The only forces i see that contribute to the acceleration are Fgb and Fgc... they are 411.6 and 137.2 respectively. Fgb + Fgc = ma... solving this i get 9.8 m/s^2 obviously gravity. But when i do T = ma on block a to solve for tension using 9.8, i don't ge tthe correct answer??

edit: wait i didn't include the mass of block a for calculating the acceleration. Thats probably my mistake.

edit 2: Yes it was my mistake! =)
Thanks for the help!

Last edited:

## What is force and motion?

Force and motion refer to the physical concepts of how objects interact with each other and how they move in response to those interactions. Force is a push or pull on an object, while motion is the change in position or orientation of an object over time.

## What is the difference between sliding and hanging blocks?

Sliding blocks refer to objects that are being pushed or pulled along a surface, while hanging blocks refer to objects that are suspended or hanging from a support. The main difference between the two is the direction of the force and the resulting motion.

## What factors affect the force and motion of sliding/hanging blocks?

The force and motion of sliding/hanging blocks can be affected by various factors, such as the mass of the blocks, the surface they are sliding on, the amount of force applied, and the friction between the blocks and the surface. Other factors may include the angle of the surface, air resistance, and the shape or size of the blocks.

## How do you calculate the force and motion of sliding/hanging blocks?

The force and motion of sliding/hanging blocks can be calculated using Newton's laws of motion. The first law states that an object at rest will remain at rest, and an object in motion will continue moving in a straight line at a constant speed unless acted upon by a net force. The second law states that the acceleration of an object is directly proportional to the net force applied to it and inversely proportional to its mass. The third law states that for every action, there is an equal and opposite reaction.

## What are some real-world applications of force and motion in sliding/hanging blocks?

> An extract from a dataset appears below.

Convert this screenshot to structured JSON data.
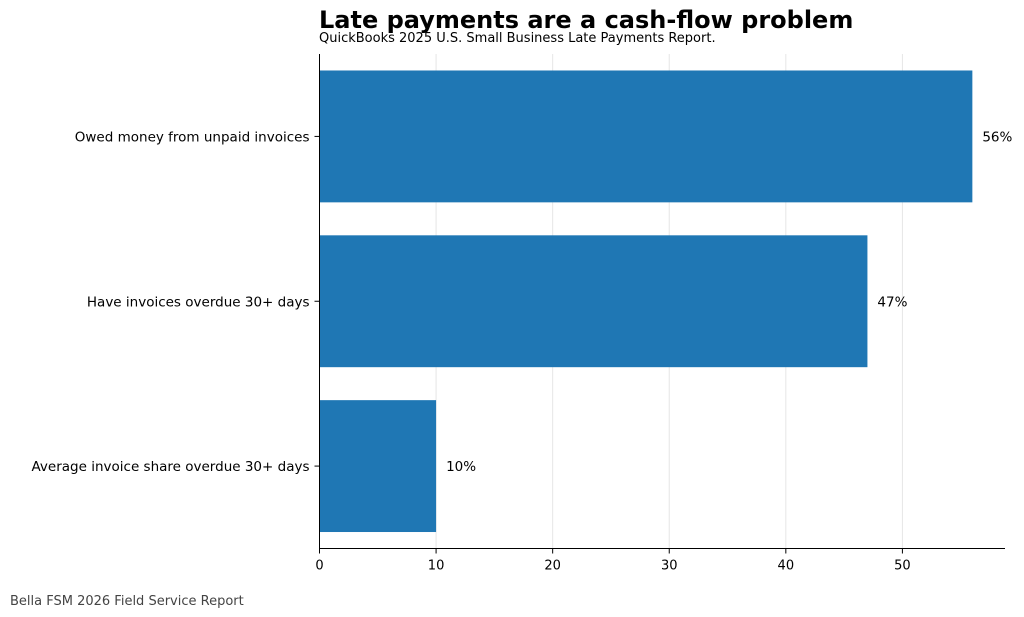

The concepts of force and motion in sliding/hanging blocks have many real-world applications, such as in engineering and construction. Understanding the forces and motions involved in sliding/hanging blocks can help design structures that can withstand external forces, such as wind or earthquakes. The principles of force and motion are also crucial in the development of technologies, such as elevators, escalators, and roller coasters.